There is a new restriction that we no longer support an application running ADF Struts and ADF Faces at the same time. If you wish to create an ADF Struts based project, you cannot include the "JSF 1.2" library definition in that project and if you wish to create an ADF Faces based project, you cannot include the Struts library in that project.

ADF application redeployment: memory leak and cache refresh

Development cycle: Repeatedly running or debugging an ADF application from JDeveloper may cause increasing memory usage by the integrated WebLogic server process (7393267). After repeated runs of the application the server process may fail with error "java.lang.OutOfMemoryError: PermGen space" (7445425). Both of these conditions can be resolved by stopping and restarting the integrated server process (menu option Run,>Terminate> DefaultServer followed by Run->Start Server Instance). In extreme cases it may be necessary to manually kill the server process if the menu option fails to stop it due to the memory problem.

For exploded archive deployments, in place updates to ADF task flow metadata files (like adfc-config.xml) may not be seen (7393651). This can be resolved by either redeploying the application or stopping and restarting the server. Merely stopping and restarting the application may not suffice.

Repeated start/stop or redeploy causes memory leak (7393267)

Repeated start/stop or redeploy of an application causes memory to leak and the server has to be restarted to clean up the memory.
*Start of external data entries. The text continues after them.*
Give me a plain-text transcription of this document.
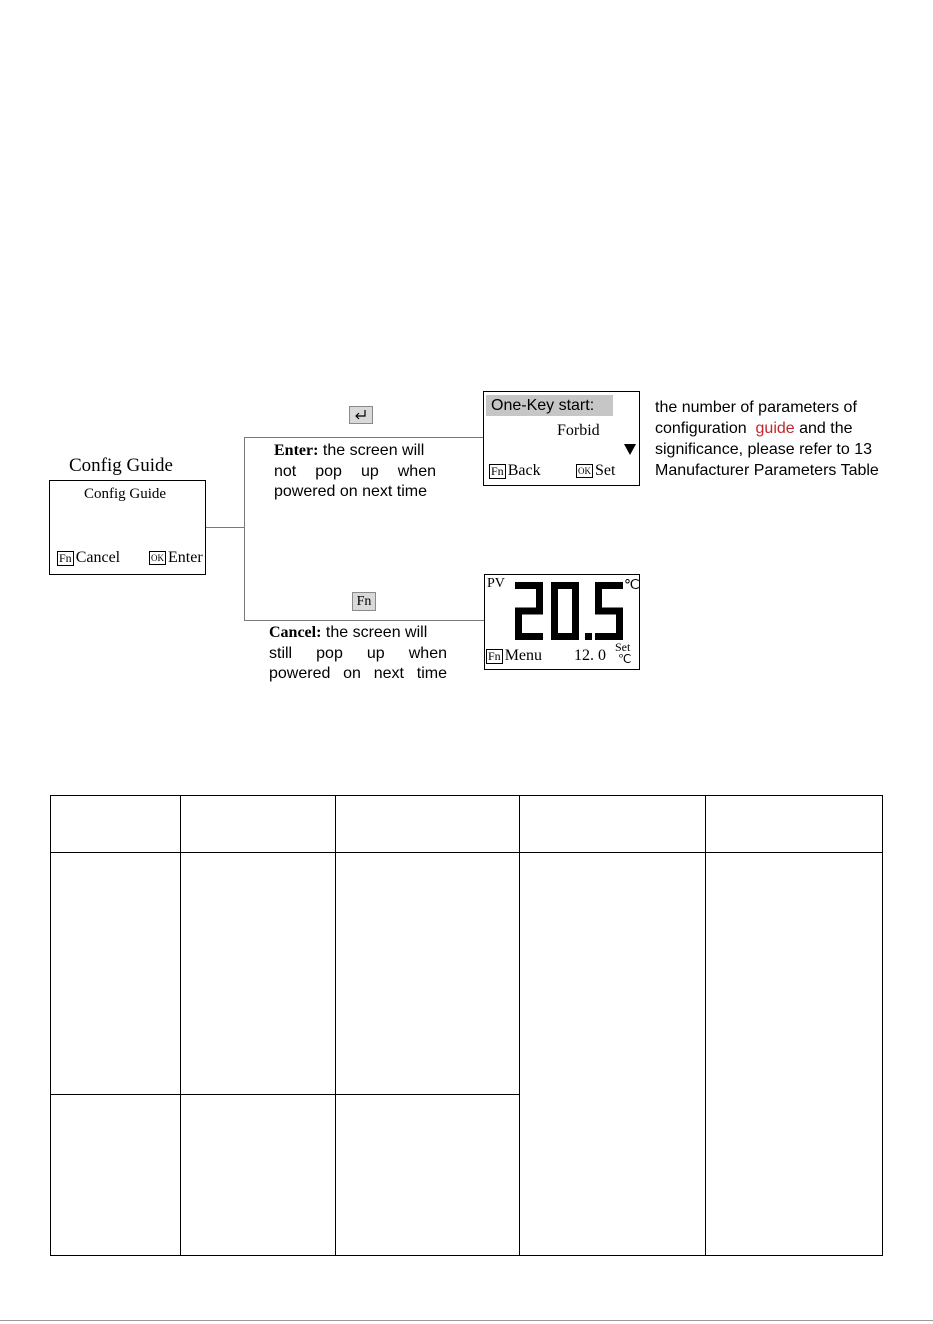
Config Guide
Config Guide
Fn Cancel	OK Enter
Enter: the screen will
not pop up when
powered on next time
Fn
Cancel: the screen will
still pop up when
powered on next time
One-Key start:
Forbid
Fn Back	OK Set
the number of parameters of
configuration guide and the
significance, please refer to 13
Manufacturer Parameters Table
PV	℃
Fn Menu 12. 0 Set
℃
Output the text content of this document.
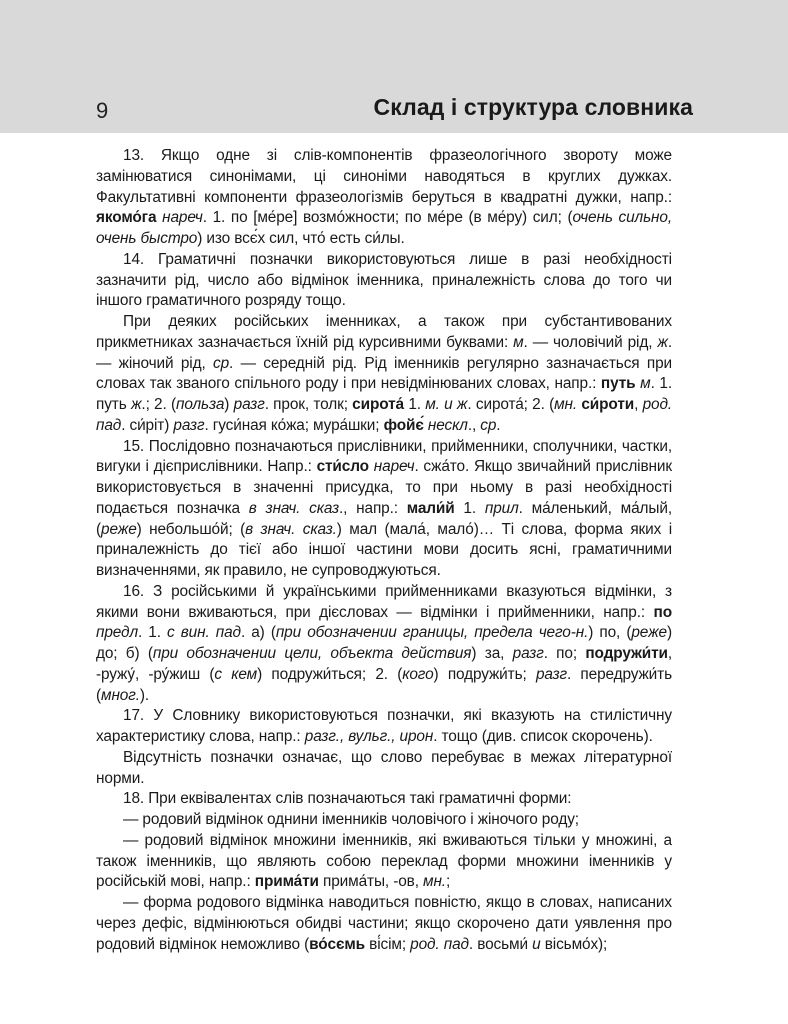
9	Склад і структура словника

13. Якщо одне зі слів-компонентів фразеологічного звороту може замінюватися синонімами, ці синоніми наводяться в круглих дужках. Факультативні компоненти фразеологізмів беруться в квадратні дужки, напр.: якомо́га нареч. 1. по [ме́ре] возмо́жности; по ме́ре (в ме́ру) сил; (очень сильно, очень быстро) изо всє́х сил, что́ есть си́лы.

14. Граматичні позначки використовуються лише в разі необхідності зазначити рід, число або відмінок іменника, приналежність слова до того чи іншого граматичного розряду тощо.

При деяких російських іменниках, а також при субстантивованих прикметниках зазначається їхній рід курсивними буквами: м. — чоловічий рід, ж. — жіночий рід, ср. — середній рід. Рід іменників регулярно зазначається при словах так званого спільного роду і при невідмінюваних словах, напр.: путь м. 1. путь ж.; 2. (польза) разг. прок, толк; сирота́ 1. м. и ж. сирота́; 2. (мн. си́роти, род. пад. си́ріт) разг. гуси́ная ко́жа; мура́шки; фойє́ нескл., ср.

15. Послідовно позначаються прислівники, прийменники, сполучники, частки, вигуки і дієприслівники. Напр.: сти́сло нареч. сжа́то. Якщо звичайний прислівник використовується в значенні присудка, то при ньому в разі необхідності подається позначка в знач. сказ., напр.: мали́й 1. прил. ма́ленький, ма́лый, (реже) небольшо́й; (в знач. сказ.) мал (мала́, мало́)… Ті слова, форма яких і приналежність до тієї або іншої частини мови досить ясні, граматичними визначеннями, як правило, не супроводжуються.

16. З російськими й українськими прийменниками вказуються відмінки, з якими вони вживаються, при дієсловах — відмінки і прийменники, напр.: по предл. 1. с вин. пад. а) (при обозначении границы, предела чего-н.) по, (реже) до; б) (при обозначении цели, объекта действия) за, разг. по; подружи́ти, -ружу́, -ру́жиш (с кем) подружи́ться; 2. (кого) подружи́ть; разг. передружи́ть (мног.).

17. У Словнику використовуються позначки, які вказують на стилістичну характеристику слова, напр.: разг., вульг., ирон. тощо (див. список скорочень).

Відсутність позначки означає, що слово перебуває в межах літературної норми.

18. При еквівалентах слів позначаються такі граматичні форми:

— родовий відмінок однини іменників чоловічого і жіночого роду;

— родовий відмінок множини іменників, які вживаються тільки у множині, а також іменників, що являють собою переклад форми множини іменників у російській мові, напр.: прима́ти прима́ты, -ов, мн.;

— форма родового відмінка наводиться повністю, якщо в словах, написаних через дефіс, відмінюються обидві частини; якщо скорочено дати уявлення про родовий відмінок неможливо (во́сємь ві́сім; род. пад. восьми́ и вісьмо́х);
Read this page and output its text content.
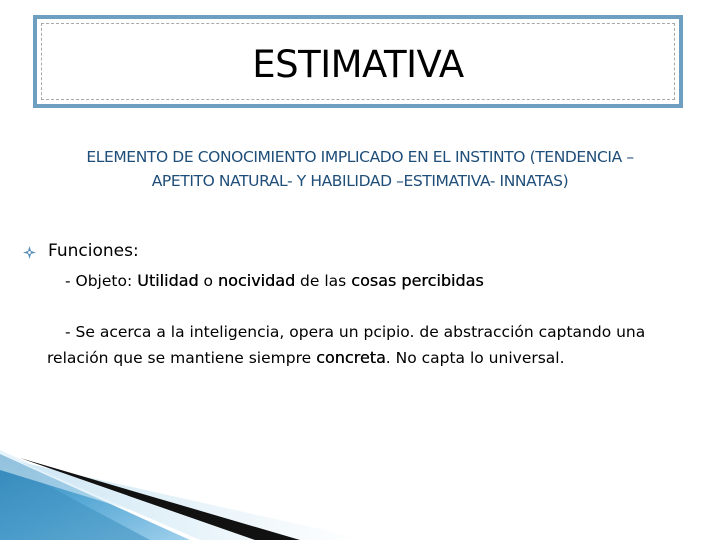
ESTIMATIVA
ELEMENTO DE CONOCIMIENTO IMPLICADO EN EL INSTINTO (TENDENCIA –
APETITO NATURAL- Y HABILIDAD –ESTIMATIVA- INNATAS)
Funciones:
- Objeto: Utilidad o nocividad de las cosas percibidas
- Se acerca a la inteligencia, opera un pcipio. de abstracción captando una relación que se mantiene siempre concreta. No capta lo universal.
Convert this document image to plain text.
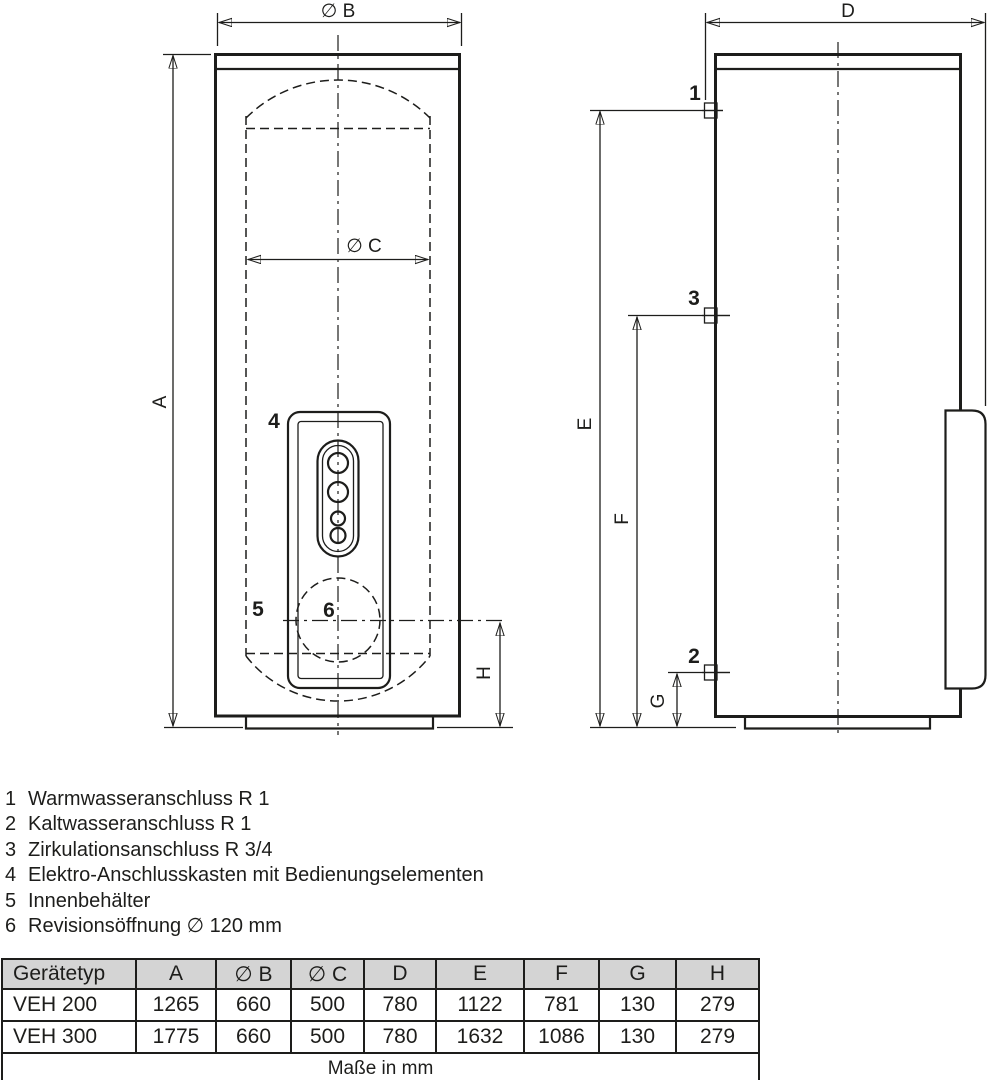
∅ B
A
∅ C
H
4
5	6
D
E
F
G
1
3
2
1 Warmwasseranschluss R 1
2 Kaltwasseranschluss R 1
3 Zirkulationsanschluss R 3/4
4 Elektro-Anschlusskasten mit Bedienungselementen
5 Innenbehälter
6 Revisionsöffnung ∅ 120 mm
Gerätetyp	A	∅ B	∅ C	D	E	F	G	H
VEH 200	1265	660	500	780	1122	781	130	279
VEH 300	1775	660	500	780	1632	1086	130	279
Maße in mm								
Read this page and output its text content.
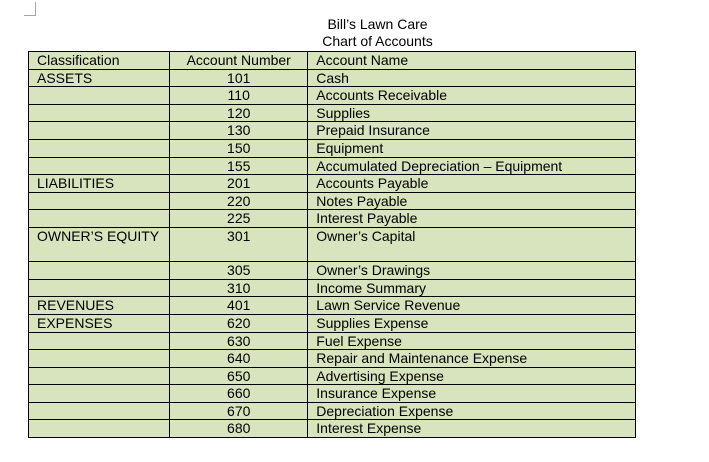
Bill’s Lawn Care
Chart of Accounts
Classification	Account Number	Account Name
ASSETS	101	Cash
	110	Accounts Receivable
	120	Supplies
	130	Prepaid Insurance
	150	Equipment
	155	Accumulated Depreciation – Equipment
LIABILITIES	201	Accounts Payable
	220	Notes Payable
	225	Interest Payable
OWNER’S EQUITY	301	Owner’s Capital
	305	Owner’s Drawings
	310	Income Summary
REVENUES	401	Lawn Service Revenue
EXPENSES	620	Supplies Expense
	630	Fuel Expense
	640	Repair and Maintenance Expense
	650	Advertising Expense
	660	Insurance Expense
	670	Depreciation Expense
	680	Interest Expense
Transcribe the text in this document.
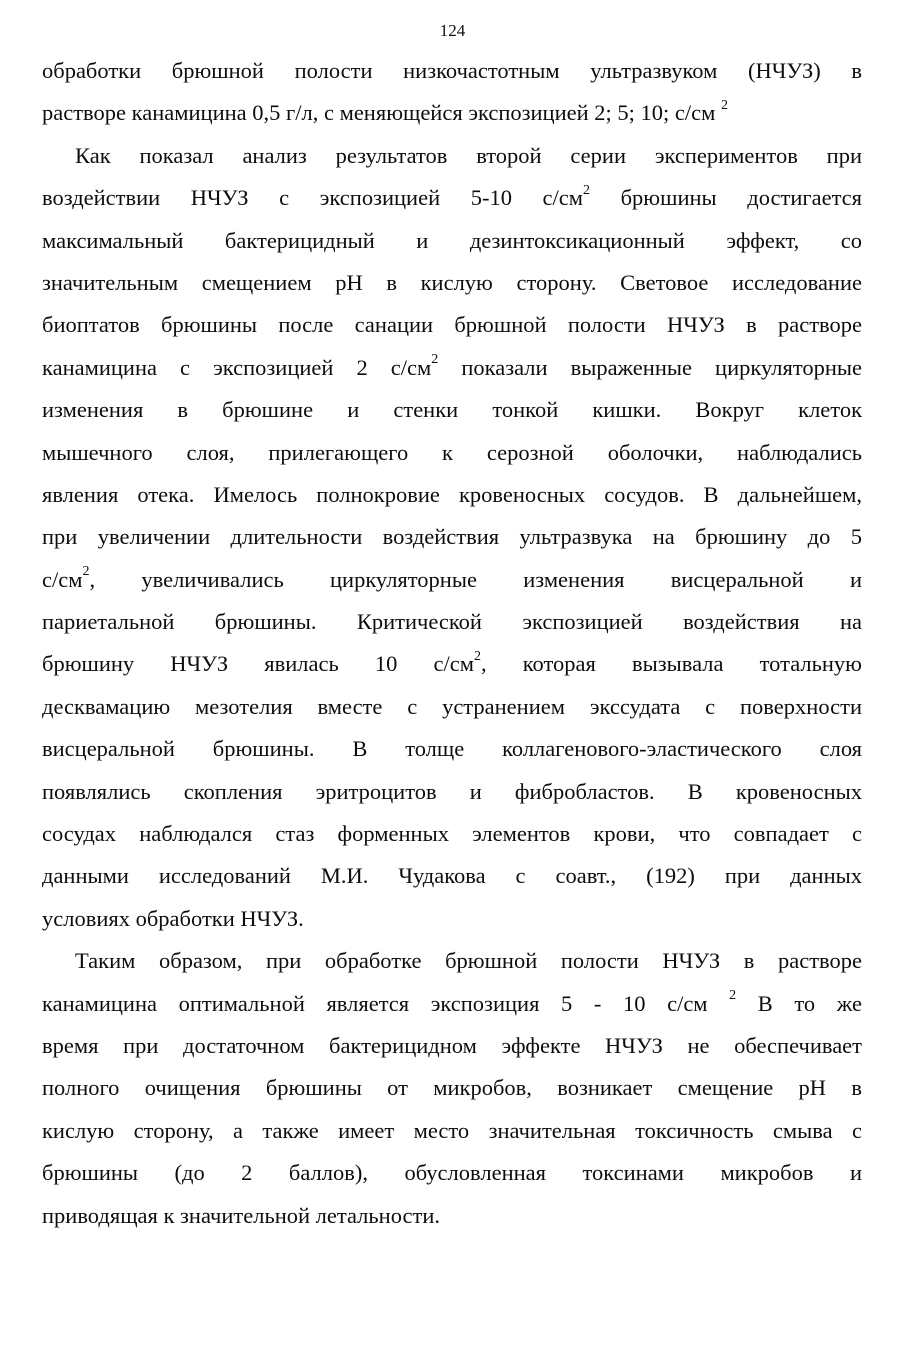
124
обработки брюшной полости низкочастотным ультразвуком (НЧУЗ) в
растворе канамицина 0,5 г/л, с меняющейся экспозицией 2; 5; 10; с/см $^2$
Как показал анализ результатов второй серии экспериментов при
воздействии НЧУЗ с экспозицией 5-10 $с/см^2$ брюшины достигается
максимальный бактерицидный и дезинтоксикационный эффект, со
значительным смещением pH в кислую сторону. Световое исследование
биоптатов брюшины после санации брюшной полости НЧУЗ в растворе
канамицина с экспозицией 2 $с/см^2$ показали выраженные циркуляторные
изменения в брюшине и стенки тонкой кишки. Вокруг клеток
мышечного слоя, прилегающего к серозной оболочки, наблюдались
явления отека. Имелось полнокровие кровеносных сосудов. В дальнейшем,
при увеличении длительности воздействия ультразвука на брюшину до 5
$с/см^2$, увеличивались циркуляторные изменения висцеральной и
париетальной брюшины. Критической экспозицией воздействия на
брюшину НЧУЗ явилась 10 $с/см^2$, которая вызывала тотальную
десквамацию мезотелия вместе с устранением экссудата с поверхности
висцеральной брюшины. В толще коллагенового-эластического слоя
появлялись скопления эритроцитов и фибробластов. В кровеносных
сосудах наблюдался стаз форменных элементов крови, что совпадает с
данными исследований М.И. Чудакова с соавт., (192) при данных
условиях обработки НЧУЗ.
Таким образом, при обработке брюшной полости НЧУЗ в растворе
канамицина оптимальной является экспозиция 5 - 10 с/см $^2$ В то же
время при достаточном бактерицидном эффекте НЧУЗ не обеспечивает
полного очищения брюшины от микробов, возникает смещение pH в
кислую сторону, а также имеет место значительная токсичность смыва с
брюшины (до 2 баллов), обусловленная токсинами микробов и
приводящая к значительной летальности.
New applications created in JDeveloper 11.1.1.0.1 will be configured with a Weblogic Application Lifecycle Listener to handle this scenario. For older applications migrated to 11.1.1.0.1, the listener will need to be manually added to the weblogic-application.xml of the application to solve this issue.



  <listener> 
  <listener-class>oracle.adf.share.weblogic.listeners.ADFApplicationLifecycleListener</listener-class> 
</listener>
                              

                            

ADF Controller Issues

ADFc save points and dialogs

In this release, ADFc save points created while a dialog window is shown are not correctly supported. If an implicit save point is created while a dialog window is shown, a severe warning will be written to the application log. For explicit save points, a runtime exception will be thrown. If an inline popup is shown when a save point is created, the inline popup will not get restored when the save point is restored.

10.1.3 regions vs. 11g regions

In ADF Faces 11g, regions are reusable page flows. They have their own navigation rules, managed beans, and ADF Model layer page definitions. Each page within the region is a page fragment ( jsff). Do not confuse the 11g af:region component with either the 10.1.3 region component or its 11g version, the Trinidad region component.  Both 10.1.3 and Trinidad regions are single page fragments that do not have multiple pages, navigation rules, or managed beans. The 10.1.3 region is similar to the 11g page templates and declarative components, and it will behave in 11g the same way it did in 10.1.3. The Trinidad region behaves as did the 10.1.3 region.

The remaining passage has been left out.